Reseptor komputer yang didesain ulang tersebut dimodifikasi supaya berfungsi dalam dinding sel tanaman sehingga mereka bisa mengenali polutan-polutan atau bahan peledak dalam udara atau tanah di dekatnya.

Tanaman itu mendeteksi senyawa dan mengaktifkan sinyal internal yang menyebabkan hilangnya warna hijau dan mengubahnya menjadi dedaunan putih.

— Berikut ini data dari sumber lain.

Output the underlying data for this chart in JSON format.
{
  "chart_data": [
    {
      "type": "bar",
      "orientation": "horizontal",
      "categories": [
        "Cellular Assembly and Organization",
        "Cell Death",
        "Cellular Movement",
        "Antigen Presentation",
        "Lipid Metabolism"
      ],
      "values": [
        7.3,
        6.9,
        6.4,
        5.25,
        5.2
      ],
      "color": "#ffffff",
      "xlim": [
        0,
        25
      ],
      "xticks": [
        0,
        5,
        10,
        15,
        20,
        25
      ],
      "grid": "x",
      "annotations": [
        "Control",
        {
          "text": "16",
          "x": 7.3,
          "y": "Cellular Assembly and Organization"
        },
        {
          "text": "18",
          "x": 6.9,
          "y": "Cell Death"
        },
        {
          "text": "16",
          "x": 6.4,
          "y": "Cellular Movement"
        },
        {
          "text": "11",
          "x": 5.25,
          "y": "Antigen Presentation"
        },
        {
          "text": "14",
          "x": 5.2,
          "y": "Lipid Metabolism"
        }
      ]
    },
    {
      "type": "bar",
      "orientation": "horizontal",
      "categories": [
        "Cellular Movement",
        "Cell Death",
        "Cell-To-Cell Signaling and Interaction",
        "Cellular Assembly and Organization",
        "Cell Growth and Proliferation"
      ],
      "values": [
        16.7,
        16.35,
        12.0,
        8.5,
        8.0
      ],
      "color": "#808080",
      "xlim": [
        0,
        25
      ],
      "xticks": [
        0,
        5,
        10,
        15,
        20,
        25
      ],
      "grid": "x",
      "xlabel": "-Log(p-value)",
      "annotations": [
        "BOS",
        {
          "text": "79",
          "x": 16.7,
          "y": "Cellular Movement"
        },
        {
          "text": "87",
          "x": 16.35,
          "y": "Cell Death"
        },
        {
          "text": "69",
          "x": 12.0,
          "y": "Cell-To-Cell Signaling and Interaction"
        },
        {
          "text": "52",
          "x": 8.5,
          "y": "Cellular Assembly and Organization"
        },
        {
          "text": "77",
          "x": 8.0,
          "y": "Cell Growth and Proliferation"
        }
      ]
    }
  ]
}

"Ide untuk membuat tanaman detektor datang secara langsung dari alam. Kami sudah 'mengajari' tanaman bagaimana mendeteksi hal-hal yang membuat kita tertarik dan merespon dalam cara yang bisa dilihat siapa saja, untuk mengatakan pada kita ada sesuatu yang buruk di sekitar lokasi," kata profesor Medford.

Dia mengatakan kemampuan mendeteksi dari tanaman ini serupa bahkan lebih baik daripada anjing.

Sifat deteksi itu bisa digunakan untuk tanaman apapun dan bisa mendeteksi beberapa polutan sekaligus.

Profesor Medford dan timnya belum lama ini menerima hibah tiga tahun senilai 7.9 juta dolar dari U.S. Defense Threat Reduction Agency untuk membawa penemuan mereka ke "dunia nyata."

Penelitian itu muncul dalam jurnal PLoS ONE.